Apatow saw an early screening of the film, and in addition to being impressed by Rudd’s musical talent — yes, he really sings and plays guitar, which, according to Jonas, “felt easy and perfect from day one on set” — he was thrilled with the dramatic opportunity the role offered his friend. “When you watch it, you feel the whole history of frustration of this performer, and Paul is masterful at taking that pain,” Apatow says. “So, sure, he can do all the lighter colours, but, like many great comedians, we feel like there’s more going on there, and the darker sides of his character are what make him so great to watch.”
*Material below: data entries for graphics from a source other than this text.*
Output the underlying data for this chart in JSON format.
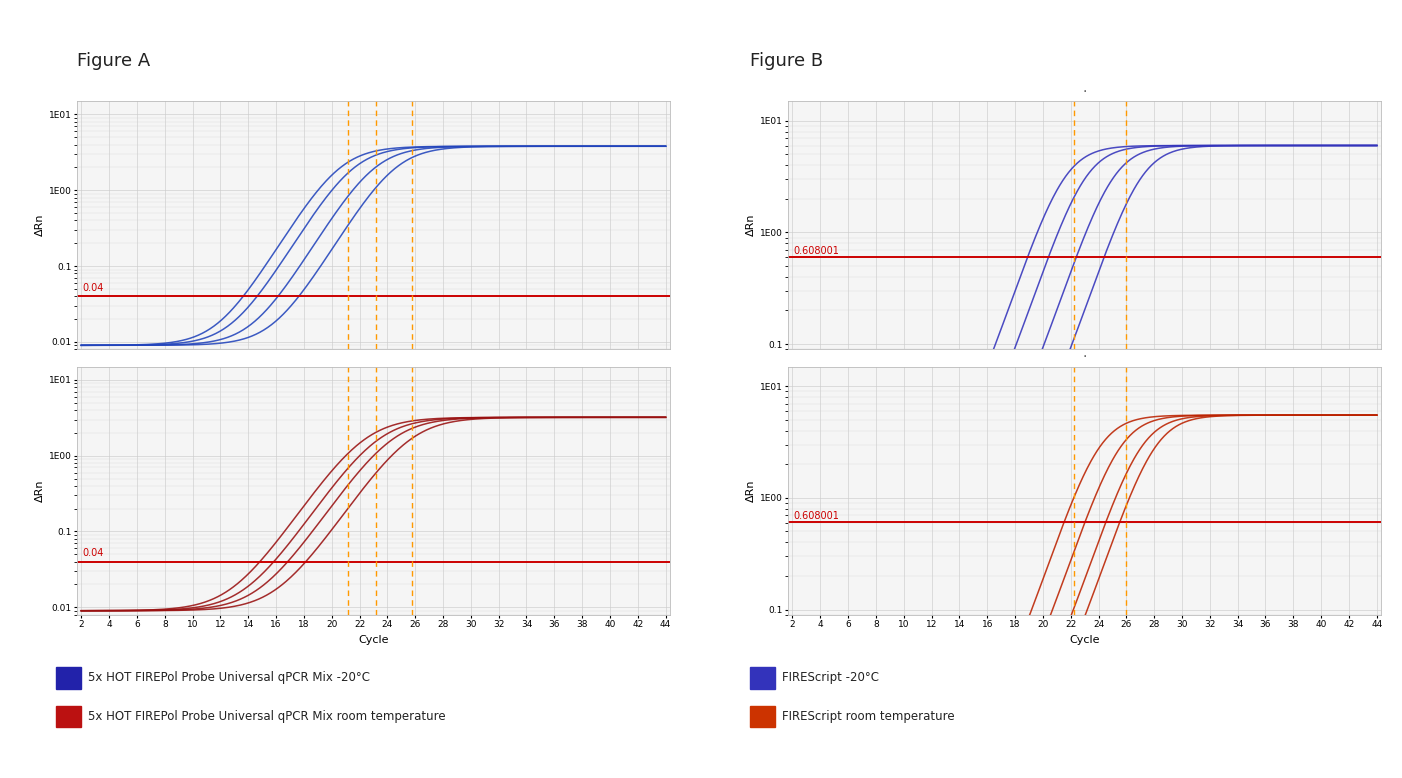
{
  "fig_a_title": "Figure A",
  "fig_b_title": "Figure B",
  "xlabel": "Cycle",
  "ylabel": "ΔRn",
  "x_min": 2,
  "x_max": 44,
  "x_ticks": [
    2,
    4,
    6,
    8,
    10,
    12,
    14,
    16,
    18,
    20,
    22,
    24,
    26,
    28,
    30,
    32,
    34,
    36,
    38,
    40,
    42,
    44
  ],
  "threshold_a": 0.04,
  "threshold_b": 0.608001,
  "threshold_label_a": "0.04",
  "threshold_label_b": "0.608001",
  "vlines_a": [
    21.2,
    23.2,
    25.8
  ],
  "vlines_b": [
    22.2,
    26.0
  ],
  "bg_color": "#f5f5f5",
  "grid_color": "#cccccc",
  "threshold_color": "#cc0000",
  "vline_color": "#ff9900",
  "legend_blue_cold": "5x HOT FIREPol Probe Universal qPCR Mix -20°C",
  "legend_red_room": "5x HOT FIREPol Probe Universal qPCR Mix room temperature",
  "legend_firescript_cold": "FIREScript -20°C",
  "legend_firescript_room": "FIREScript room temperature",
  "blue_cold_color": "#2222aa",
  "red_room_color": "#bb1111",
  "firescript_cold_color": "#3333bb",
  "firescript_room_color": "#cc3300",
  "panel_a_top": {
    "color": "#2244bb",
    "y_min": 0.008,
    "y_max": 15,
    "plateau": 3.8,
    "slope": 0.7,
    "Ct_offsets": [
      -2.0,
      -1.0,
      0.5,
      2.0
    ],
    "Ct_base": 22.5
  },
  "panel_a_bot": {
    "color": "#991111",
    "y_min": 0.008,
    "y_max": 15,
    "plateau": 3.2,
    "slope": 0.62,
    "Ct_offsets": [
      -1.5,
      -0.5,
      0.5,
      1.8
    ],
    "Ct_base": 23.8
  },
  "panel_b_top": {
    "color": "#3333bb",
    "y_min": 0.09,
    "y_max": 15,
    "plateau": 6.0,
    "slope": 0.85,
    "Ct_offsets": [
      -2.0,
      -0.5,
      1.5,
      3.5
    ],
    "Ct_base": 23.5
  },
  "panel_b_bot": {
    "color": "#bb2200",
    "y_min": 0.09,
    "y_max": 15,
    "plateau": 5.5,
    "slope": 0.85,
    "Ct_offsets": [
      -1.0,
      0.5,
      2.0,
      3.0
    ],
    "Ct_base": 25.0
  }
}
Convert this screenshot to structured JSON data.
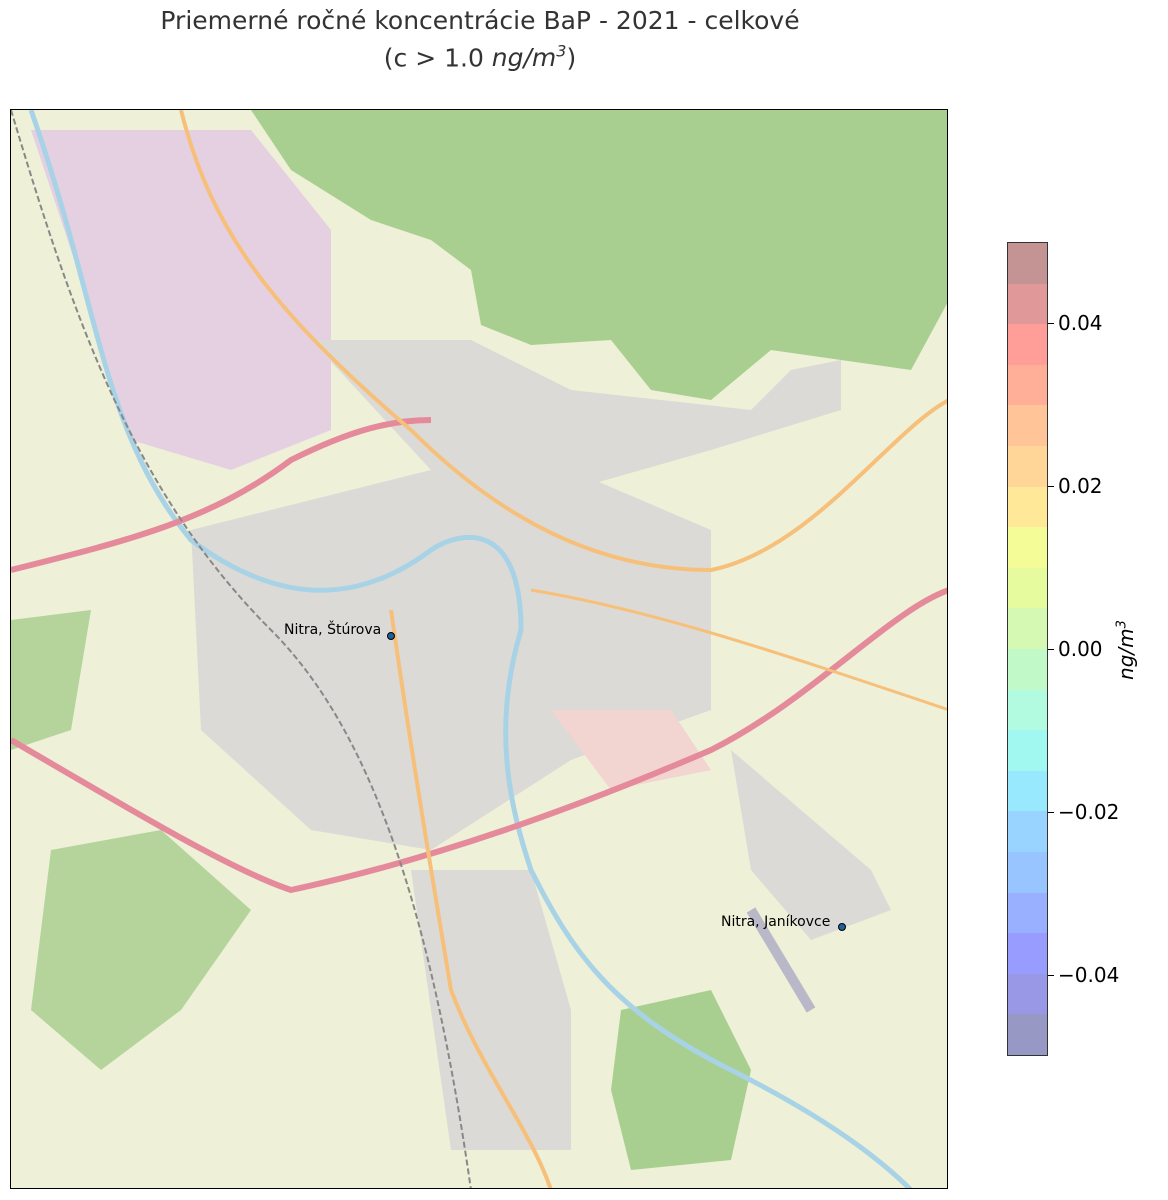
{
  "title": {
    "line1": "Priemerné ročné koncentrácie BaP - 2021 - celkové",
    "line2_prefix": "(c > 1.0 ",
    "line2_unit": "ng/m",
    "line2_sup": "3",
    "line2_suffix": ")"
  },
  "map": {
    "basemap": "OpenStreetMap",
    "stations": [
      {
        "name": "Nitra, Štúrova"
      },
      {
        "name": "Nitra, Janíkovce"
      }
    ],
    "colors": {
      "land": "#eef0d8",
      "forest": "#a9cf90",
      "urban": "#dcdad6",
      "industrial": "#e5d0e2",
      "motorway": "#e58a9b",
      "primary": "#f6c07a",
      "river": "#a8d2e6"
    }
  },
  "colorbar": {
    "label": "ng/m",
    "label_sup": "3",
    "range": [
      -0.05,
      0.05
    ],
    "ticks": [
      {
        "value": 0.04,
        "label": "0.04"
      },
      {
        "value": 0.02,
        "label": "0.02"
      },
      {
        "value": 0.0,
        "label": "0.00"
      },
      {
        "value": -0.02,
        "label": "−0.02"
      },
      {
        "value": -0.04,
        "label": "−0.04"
      }
    ],
    "bands_top_to_bottom": [
      "#c49393",
      "#e19898",
      "#ff9e98",
      "#ffaf98",
      "#ffc498",
      "#ffd698",
      "#ffe898",
      "#f4fc98",
      "#e6fb9e",
      "#d5f9b2",
      "#c2f9c8",
      "#b2fae0",
      "#a0f8f0",
      "#98e8fe",
      "#98d4ff",
      "#98c4ff",
      "#98b0ff",
      "#989cfe",
      "#9898e6",
      "#9898c4"
    ]
  }
}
Despite the glowing reviews, it’s impossible to predict whether anyone will go see it or not Power song in theaters, which is less a commentary on the film than an increasingly fragmented state of the entertainment industry. Regardless, it’s the kind of movie Rudd wants in the world right now. “I just want to feel hopeful, and the thing I love about John Carney’s films is that you walk away from them, and you’re like, ‘Oh my God, that was a really emotional journey and it moved me,'” he says. “But there’s also joy in that, and I seek that out now more than ever because of the crushing weight of everything else that’s so bad.”
He looks up from his coffee cup. “I want to be optimistic,” he says, then pauses. “I want to laugh. I want to not be so serious about certain things.” He smiles. It’s as if Paul Rudd wants to be the man you think he is, too.